Enterprise Best Practice
Do not use a single global timeout for all location blocks. Segment by endpoint class and apply timeouts at the location level. Use Nginx map blocks to drive timeout values from upstream group names, and enforce limits via a dedicated upstream block with keepalive.
http {
+ map $upstream_group $dynamic_read_timeout {
+ default 60s;
+ ~*batch 300s;
+ ~*llm 600s;
+ ~*health 5s;
+ }
upstream backend_upstream {
server 127.0.0.1:8080;
+ keepalive 32;
}
server {
listen 443 ssl;
location /api/health {
proxy_pass http://backend_upstream;
- proxy_read_timeout 0;
+ proxy_read_timeout 5s;
+ proxy_connect_timeout 3s;
}
location /api/batch {
proxy_pass http://backend_upstream;
- proxy_read_timeout 0;
+ proxy_read_timeout 300s;
+ proxy_connect_timeout 10s;
+ proxy_send_timeout 60s;
}
location /api/ {
proxy_pass http://backend_upstream;
- proxy_read_timeout 0;
+ proxy_read_timeout 60s;
+ proxy_connect_timeout 10s;
+ proxy_send_timeout 30s;
+ proxy_http_version 1.1;
+ proxy_set_header Connection "";
}
}
}
Why proxy_http_version 1.1 + Connection ""? Required for upstream keepalive to function. Without it, Nginx defaults to HTTP/1.0 and closes the connection after every request, negating the keepalive pool entirely.
💡 Tired of pasting proprietary configs into ChatGPT? Generic AI tools log your company's ARNs, DB strings, and private keys. StackEngine is a zero-backend, pure Client-Side WASM utility. Drop your failing config into the sandbox above. We redact your secrets locally in the browser and auto-generate the refactored code using your own API key.
Prevention in CI/CD
This class of misconfiguration is trivially detectable pre-merge. Add the following gates:
1. nginx -t in your pipeline (minimum viable check)
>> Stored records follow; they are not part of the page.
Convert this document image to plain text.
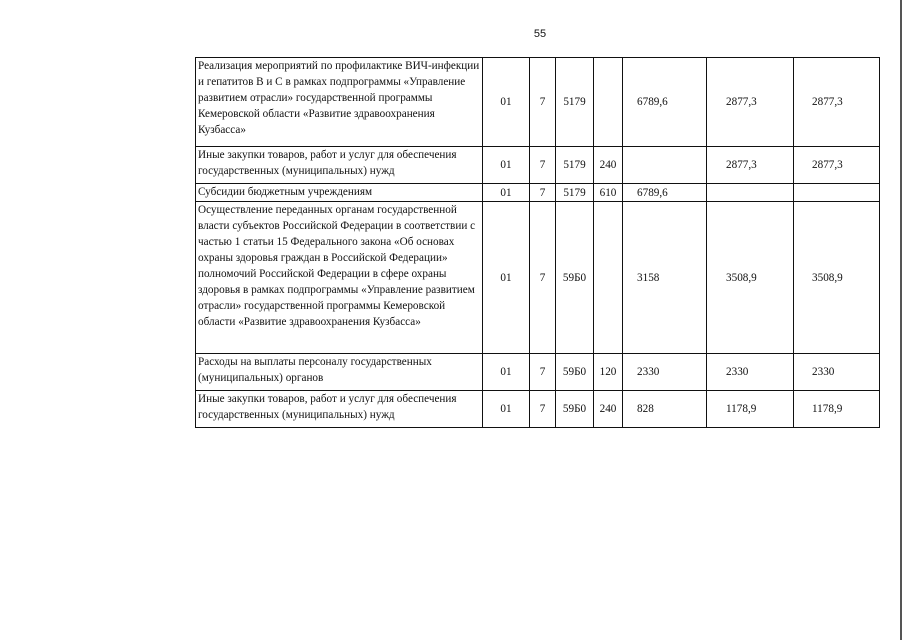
55
Реализация мероприятий по профилактике ВИЧ-инфекции и гепатитов В и С в рамках подпрограммы «Управление развитием отрасли» государственной программы Кемеровской области «Развитие здравоохранения Кузбасса»	01	7	5179		6789,6	2877,3	2877,3
Иные закупки товаров, работ и услуг для обеспечения государственных (муниципальных) нужд	01	7	5179	240		2877,3	2877,3
Субсидии бюджетным учреждениям	01	7	5179	610	6789,6		
Осуществление переданных органам государственной власти субъектов Российской Федерации в соответствии с частью 1 статьи 15 Федерального закона «Об основах охраны здоровья граждан в Российской Федерации» полномочий Российской Федерации в сфере охраны здоровья в рамках подпрограммы «Управление развитием отрасли» государственной программы Кемеровской области «Развитие здравоохранения Кузбасса»	01	7	59Б0		3158	3508,9	3508,9
Расходы на выплаты персоналу государственных (муниципальных) органов	01	7	59Б0	120	2330	2330	2330
Иные закупки товаров, работ и услуг для обеспечения государственных (муниципальных) нужд	01	7	59Б0	240	828	1178,9	1178,9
# .github/workflows/nginx-lint.yml
- name: Validate Nginx Config
run: |
docker run --rm -v $(pwd)/nginx:/etc/nginx:ro nginx:alpine nginx -t
This catches syntax errors but will not catch proxy_read_timeout 0 since it is syntactically valid.
2. gixy — Nginx static security/config analyzer
pip install gixy
gixy /etc/nginx/nginx.conf
Add a custom rule or use --disable flags to enforce minimum timeout floors.
3. OPA/Conftest policy for Nginx configs
# policy/nginx_timeouts.rego
package nginx
deny[msg] {
input.proxy_read_timeout == 0
msg := "proxy_read_timeout must not be 0. Use an explicit value >= 30s."
}
deny[msg] {
not input.proxy_read_timeout
msg := "proxy_read_timeout must be explicitly set in all location blocks."
}
conftest test nginx.conf --policy policy/
4. Checkov for Nginx-as-code (Terraform/Helm-managed Nginx)
If your Nginx config is rendered via Helm values.yaml or a Terraform templatefile(), add a Checkov custom check:
# .checkov/nginx_timeout_check.yaml
metadata:
name: NginxProxyReadTimeoutNotZero
id: CKV_CUSTOM_NGINX_001
criteria:
- key: proxy_read_timeout
operator: not_equals
value: "0"
Block merges on failure. This misconfiguration has no business reaching production.